The plan identifies a series of actions to boost revenues and reduce costs in order to achieve profitability by 2019. The struggling carrier aims to reduce costs by €1bn by 2019. The majority of savings – two-thirds – will come from non-labour related costs while one third will be related to labour and productivity.
Alitalia will than implement positive growth that includes six new long-haul aircraft joining the fleet between 2019 and 2021. This is in addition to two aircraft joining in 2017 and 2018. The airline also plans to launch ten new long-haul routes between 2019 and 2021 and to recruit up to 500 new crew members by 2019.

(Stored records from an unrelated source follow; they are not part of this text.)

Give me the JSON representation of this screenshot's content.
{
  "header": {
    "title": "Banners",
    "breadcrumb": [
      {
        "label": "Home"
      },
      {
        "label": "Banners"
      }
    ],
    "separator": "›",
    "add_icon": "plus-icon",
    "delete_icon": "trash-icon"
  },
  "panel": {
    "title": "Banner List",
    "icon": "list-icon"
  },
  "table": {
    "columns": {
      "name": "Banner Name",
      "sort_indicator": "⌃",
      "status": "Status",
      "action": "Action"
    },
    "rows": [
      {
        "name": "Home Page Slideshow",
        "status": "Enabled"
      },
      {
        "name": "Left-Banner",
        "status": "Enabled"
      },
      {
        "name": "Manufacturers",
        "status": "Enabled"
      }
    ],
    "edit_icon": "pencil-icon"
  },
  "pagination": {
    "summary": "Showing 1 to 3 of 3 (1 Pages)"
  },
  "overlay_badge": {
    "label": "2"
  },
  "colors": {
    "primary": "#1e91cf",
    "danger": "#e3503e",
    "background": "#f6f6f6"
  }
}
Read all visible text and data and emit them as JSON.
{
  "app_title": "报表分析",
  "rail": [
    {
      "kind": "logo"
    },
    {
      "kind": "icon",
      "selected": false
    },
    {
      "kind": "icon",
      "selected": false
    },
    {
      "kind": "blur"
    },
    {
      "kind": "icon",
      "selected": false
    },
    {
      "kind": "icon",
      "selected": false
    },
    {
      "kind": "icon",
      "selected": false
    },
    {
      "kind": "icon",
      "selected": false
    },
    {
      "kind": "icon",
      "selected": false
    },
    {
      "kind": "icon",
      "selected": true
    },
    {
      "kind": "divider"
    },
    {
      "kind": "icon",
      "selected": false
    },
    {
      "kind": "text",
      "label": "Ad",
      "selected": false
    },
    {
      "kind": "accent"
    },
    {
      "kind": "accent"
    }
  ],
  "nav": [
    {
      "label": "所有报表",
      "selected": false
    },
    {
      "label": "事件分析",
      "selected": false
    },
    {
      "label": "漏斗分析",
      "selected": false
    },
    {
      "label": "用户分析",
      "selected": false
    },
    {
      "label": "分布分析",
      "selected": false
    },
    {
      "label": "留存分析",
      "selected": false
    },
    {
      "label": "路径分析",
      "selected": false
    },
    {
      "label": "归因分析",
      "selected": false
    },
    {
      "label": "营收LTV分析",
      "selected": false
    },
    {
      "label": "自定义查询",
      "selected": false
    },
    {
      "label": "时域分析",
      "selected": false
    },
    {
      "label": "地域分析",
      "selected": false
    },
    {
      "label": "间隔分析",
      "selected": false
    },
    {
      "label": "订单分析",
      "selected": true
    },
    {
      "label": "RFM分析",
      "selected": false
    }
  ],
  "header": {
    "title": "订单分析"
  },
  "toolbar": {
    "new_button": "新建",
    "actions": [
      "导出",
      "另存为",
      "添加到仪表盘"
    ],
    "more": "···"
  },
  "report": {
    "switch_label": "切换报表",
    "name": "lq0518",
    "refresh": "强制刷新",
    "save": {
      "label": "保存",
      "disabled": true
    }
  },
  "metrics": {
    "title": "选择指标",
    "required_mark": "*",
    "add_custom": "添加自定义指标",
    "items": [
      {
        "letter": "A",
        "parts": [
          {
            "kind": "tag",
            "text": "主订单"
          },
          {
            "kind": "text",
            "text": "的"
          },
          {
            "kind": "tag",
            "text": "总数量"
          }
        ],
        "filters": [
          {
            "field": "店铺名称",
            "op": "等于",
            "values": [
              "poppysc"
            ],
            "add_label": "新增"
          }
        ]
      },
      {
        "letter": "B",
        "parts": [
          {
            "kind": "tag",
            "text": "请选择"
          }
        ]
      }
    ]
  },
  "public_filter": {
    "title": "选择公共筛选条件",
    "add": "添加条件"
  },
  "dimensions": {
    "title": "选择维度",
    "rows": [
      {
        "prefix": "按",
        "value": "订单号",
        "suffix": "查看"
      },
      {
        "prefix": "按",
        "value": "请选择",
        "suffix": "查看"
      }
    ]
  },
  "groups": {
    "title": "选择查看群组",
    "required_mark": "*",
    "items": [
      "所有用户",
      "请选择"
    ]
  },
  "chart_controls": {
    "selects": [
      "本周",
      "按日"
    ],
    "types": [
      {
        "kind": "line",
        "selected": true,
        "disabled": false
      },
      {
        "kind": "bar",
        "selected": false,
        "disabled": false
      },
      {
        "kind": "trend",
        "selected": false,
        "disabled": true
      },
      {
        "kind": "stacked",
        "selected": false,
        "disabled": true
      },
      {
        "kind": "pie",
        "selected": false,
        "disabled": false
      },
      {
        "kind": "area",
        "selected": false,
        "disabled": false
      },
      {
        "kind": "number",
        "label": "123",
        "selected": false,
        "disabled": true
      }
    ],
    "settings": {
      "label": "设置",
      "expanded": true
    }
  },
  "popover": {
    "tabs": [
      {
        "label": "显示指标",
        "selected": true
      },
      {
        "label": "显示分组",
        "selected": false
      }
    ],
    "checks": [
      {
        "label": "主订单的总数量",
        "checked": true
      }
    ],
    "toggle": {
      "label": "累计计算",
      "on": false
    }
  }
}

The business plan contains important measures related to labour costs, including a headcount reduction and a new Collective National Labour agreement to make Alitalia’s cost base more competitive. Headcount will be reduced by up to 2,000 permanent and temporary roles in the business, which is a 50% reduction in office staff and a 20% reduction in non-flying operational roles.
The airline, which is 49% owned by Etihad Airways, currently employs 12,500 people around the world. The previous business plan, following the arrival of Etihad in November 2014, had aimed to achieve profitability by 2017.